Manovra alla mano, il rapporto debito/Pil a fine anno dovrebbe toccare il 135,8%. Poi si prevede che tocchi il 136,9% nel 2025, il 137,8% nel 2026 e il 137,5% nel 2027. Nello scenario programmatico il rapporto deficit/Pil, invece, scenderà dal 3,8% di quest’anno al 3,3% nel 2025, al 2,8% nel 2026 e sotto il tetto del 3% chiesto dalle regole Ue, per attestarsi in modo strutturale al 2,6% nel 2027. Ma andando oltre i numeri, che certificano un allineamento sostanziale dei conti pubblici italiani ai dettami del nuovo Patto di stabilità, nella sua versione più morbida, sono forse anche le parole del titolare del Tesoro, alla sua terza manovra, ad aver instillato un che di fiducia.

Semplicemente, puntellando le misure che il governo ha fin qui sostenuto. “Il governo rende strutturale il taglio del cuneo, che vale circa 100 euro in più in busta paga per chi guadagna fino a 35 mila euro lordi, e la riduzione da 4 a 3 delle aliquote Irpef, sempre a beneficio dei redditi medio-bassi”, ha messo in chiaro Giorgetti, incontrando la stampa all’indomani del Consiglio dei ministri in notturna che ha varato la finanziaria, che verrà presentata in Parlamento il prossimo 21 ottobre.

Lo scoglio, se proprio ci poteva essere, erano i famosi sacrifici chiesti sia alle grandi aziende e al sistema bancario, da sempre il fianco più sensibile per i mercati. Per quanto riguarda il primo versante, “anche tutto l’universo di enti, fondazioni a vario titolo che ricevono contributi da parte dello Stato saranno chiamati a rispettare le regole elementari di buona finanza. Per esempio gli organi di vertice di partecipate o altro avranno un tetto che abbiamo ritenuto equo, situato al livello dell’indennità percepita dalla premier. Immaginiamo che qualcuno possa decidere di rinunciare al contributo pubblico e fare altro, qualcun altro si adeguerà”.

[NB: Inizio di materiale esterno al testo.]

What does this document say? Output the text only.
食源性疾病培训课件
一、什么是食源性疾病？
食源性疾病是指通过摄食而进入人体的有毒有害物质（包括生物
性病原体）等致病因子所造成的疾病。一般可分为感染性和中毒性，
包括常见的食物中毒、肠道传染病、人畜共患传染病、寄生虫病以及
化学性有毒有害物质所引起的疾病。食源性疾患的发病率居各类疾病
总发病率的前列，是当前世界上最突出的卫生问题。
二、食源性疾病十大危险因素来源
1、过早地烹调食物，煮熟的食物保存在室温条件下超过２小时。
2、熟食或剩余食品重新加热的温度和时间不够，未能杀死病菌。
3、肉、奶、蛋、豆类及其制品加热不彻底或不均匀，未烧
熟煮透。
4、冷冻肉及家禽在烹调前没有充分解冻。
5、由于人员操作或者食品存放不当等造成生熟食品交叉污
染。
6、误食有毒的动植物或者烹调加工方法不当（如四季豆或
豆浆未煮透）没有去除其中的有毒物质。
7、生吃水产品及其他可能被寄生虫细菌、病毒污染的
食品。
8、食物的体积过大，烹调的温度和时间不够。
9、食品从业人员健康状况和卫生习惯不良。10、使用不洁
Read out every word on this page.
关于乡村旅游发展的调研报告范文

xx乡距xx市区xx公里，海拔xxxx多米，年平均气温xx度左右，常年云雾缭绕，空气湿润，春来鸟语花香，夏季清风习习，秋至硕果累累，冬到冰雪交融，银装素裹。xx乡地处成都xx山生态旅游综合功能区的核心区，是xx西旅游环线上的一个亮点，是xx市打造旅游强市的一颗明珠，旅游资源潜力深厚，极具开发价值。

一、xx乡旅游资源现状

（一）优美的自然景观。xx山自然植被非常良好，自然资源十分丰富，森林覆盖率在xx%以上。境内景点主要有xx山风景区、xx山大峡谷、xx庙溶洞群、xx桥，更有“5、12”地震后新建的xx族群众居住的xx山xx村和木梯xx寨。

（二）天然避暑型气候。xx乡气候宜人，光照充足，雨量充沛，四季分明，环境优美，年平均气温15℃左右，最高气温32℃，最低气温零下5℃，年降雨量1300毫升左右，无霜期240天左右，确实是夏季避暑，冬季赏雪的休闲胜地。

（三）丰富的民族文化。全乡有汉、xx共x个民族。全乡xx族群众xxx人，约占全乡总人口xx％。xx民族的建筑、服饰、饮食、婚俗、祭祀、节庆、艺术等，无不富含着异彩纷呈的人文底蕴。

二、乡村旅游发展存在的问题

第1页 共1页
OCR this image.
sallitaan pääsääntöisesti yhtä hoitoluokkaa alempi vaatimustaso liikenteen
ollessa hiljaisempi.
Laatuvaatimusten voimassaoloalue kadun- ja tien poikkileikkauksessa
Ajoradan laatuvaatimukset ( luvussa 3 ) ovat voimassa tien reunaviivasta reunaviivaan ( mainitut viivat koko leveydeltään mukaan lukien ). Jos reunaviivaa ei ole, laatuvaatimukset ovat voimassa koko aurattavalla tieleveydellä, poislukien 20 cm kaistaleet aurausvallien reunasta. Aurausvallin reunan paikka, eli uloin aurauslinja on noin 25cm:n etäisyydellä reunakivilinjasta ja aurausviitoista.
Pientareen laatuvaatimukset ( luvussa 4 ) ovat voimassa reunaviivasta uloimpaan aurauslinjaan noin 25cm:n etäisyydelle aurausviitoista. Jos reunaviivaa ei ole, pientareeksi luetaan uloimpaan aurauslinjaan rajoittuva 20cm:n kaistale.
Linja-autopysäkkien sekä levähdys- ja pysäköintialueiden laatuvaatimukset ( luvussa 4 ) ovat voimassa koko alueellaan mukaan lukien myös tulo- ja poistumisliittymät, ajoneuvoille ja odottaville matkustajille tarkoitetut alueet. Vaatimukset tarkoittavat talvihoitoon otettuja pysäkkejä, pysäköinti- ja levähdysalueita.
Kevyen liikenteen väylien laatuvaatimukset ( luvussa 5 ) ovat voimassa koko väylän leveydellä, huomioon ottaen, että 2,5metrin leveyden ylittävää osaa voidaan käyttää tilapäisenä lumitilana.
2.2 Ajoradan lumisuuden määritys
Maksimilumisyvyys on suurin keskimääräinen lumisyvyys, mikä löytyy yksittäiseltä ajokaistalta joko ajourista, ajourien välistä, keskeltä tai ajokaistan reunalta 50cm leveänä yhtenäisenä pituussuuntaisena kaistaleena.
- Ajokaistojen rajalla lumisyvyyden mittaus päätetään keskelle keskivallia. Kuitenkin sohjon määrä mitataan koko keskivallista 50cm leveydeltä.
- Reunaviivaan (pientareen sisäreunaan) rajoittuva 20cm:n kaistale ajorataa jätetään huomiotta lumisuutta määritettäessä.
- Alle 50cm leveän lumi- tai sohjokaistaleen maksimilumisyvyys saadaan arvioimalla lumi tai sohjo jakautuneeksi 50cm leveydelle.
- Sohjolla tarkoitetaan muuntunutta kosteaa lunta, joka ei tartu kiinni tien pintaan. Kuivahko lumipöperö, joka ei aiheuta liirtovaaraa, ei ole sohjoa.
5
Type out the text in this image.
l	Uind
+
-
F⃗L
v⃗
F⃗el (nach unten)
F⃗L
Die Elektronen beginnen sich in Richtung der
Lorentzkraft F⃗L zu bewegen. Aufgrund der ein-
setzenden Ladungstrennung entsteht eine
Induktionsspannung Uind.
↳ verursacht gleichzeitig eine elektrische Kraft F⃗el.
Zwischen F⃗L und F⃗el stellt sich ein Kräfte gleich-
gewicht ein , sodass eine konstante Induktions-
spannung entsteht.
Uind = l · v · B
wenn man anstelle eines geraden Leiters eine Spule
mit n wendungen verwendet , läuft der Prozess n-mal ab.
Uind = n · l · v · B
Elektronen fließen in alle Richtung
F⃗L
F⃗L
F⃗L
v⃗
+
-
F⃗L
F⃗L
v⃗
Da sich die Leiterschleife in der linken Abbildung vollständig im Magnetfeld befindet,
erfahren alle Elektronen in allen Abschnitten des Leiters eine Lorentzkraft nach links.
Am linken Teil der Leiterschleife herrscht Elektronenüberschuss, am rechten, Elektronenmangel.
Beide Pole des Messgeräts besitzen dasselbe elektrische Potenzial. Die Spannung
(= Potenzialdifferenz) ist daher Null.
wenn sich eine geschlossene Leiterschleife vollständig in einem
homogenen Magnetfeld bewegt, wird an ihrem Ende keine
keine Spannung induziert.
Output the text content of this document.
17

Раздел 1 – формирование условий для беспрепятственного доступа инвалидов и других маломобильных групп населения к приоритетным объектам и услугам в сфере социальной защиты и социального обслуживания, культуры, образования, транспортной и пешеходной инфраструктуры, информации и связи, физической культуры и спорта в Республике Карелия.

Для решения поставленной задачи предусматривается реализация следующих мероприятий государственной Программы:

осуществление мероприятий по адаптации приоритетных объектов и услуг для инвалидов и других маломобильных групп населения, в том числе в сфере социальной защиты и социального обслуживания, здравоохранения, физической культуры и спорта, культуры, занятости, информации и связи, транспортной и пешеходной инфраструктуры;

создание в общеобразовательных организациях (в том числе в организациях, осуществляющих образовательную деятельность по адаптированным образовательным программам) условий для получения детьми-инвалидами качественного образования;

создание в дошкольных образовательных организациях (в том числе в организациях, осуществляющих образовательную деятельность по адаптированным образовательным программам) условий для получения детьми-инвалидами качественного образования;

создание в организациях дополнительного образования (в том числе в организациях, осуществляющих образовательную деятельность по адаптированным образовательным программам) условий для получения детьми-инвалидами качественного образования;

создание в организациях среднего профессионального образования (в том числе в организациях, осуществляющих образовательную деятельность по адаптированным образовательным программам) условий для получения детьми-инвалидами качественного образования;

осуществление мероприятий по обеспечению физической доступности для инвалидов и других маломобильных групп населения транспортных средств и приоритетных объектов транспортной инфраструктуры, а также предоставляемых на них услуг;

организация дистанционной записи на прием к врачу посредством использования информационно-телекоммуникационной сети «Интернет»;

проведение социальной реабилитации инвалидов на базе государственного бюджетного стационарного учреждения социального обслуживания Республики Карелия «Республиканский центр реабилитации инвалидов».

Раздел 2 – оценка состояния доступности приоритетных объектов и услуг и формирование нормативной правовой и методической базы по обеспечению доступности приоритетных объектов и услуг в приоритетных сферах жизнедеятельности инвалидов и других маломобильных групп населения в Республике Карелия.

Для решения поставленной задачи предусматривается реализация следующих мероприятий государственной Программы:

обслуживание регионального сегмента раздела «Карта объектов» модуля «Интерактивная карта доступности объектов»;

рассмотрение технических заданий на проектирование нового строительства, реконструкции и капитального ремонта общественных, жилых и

Poi, il chiarimento sulle banche, partendo dalla cautela dell’Associazione bancaria che però non è un no a priori. Ma qui la parola è passata al viceministro Maurizio Leo, l’uomo che ha in mano le redini del fisco italiano. “Per quanto riguarda le imposte sulle assicurazioni per il ramo terzo e il ramo quinto, quindi non sono toccate le polizze vita, è previsto il meccanismo di pagamento dell’imposta di bollo a carico dell’impresa di assicurazione con un meccanismo temporale, non alla scadenza della polizza come avviene ora. Mentre per quanto riguarda il contributo per le banche hanno appostate le imposte differite attive, che danno la possibilità di deduzione nel corso del tempo, sospendiamo la deduzione per gli anni 2025 e 2026”.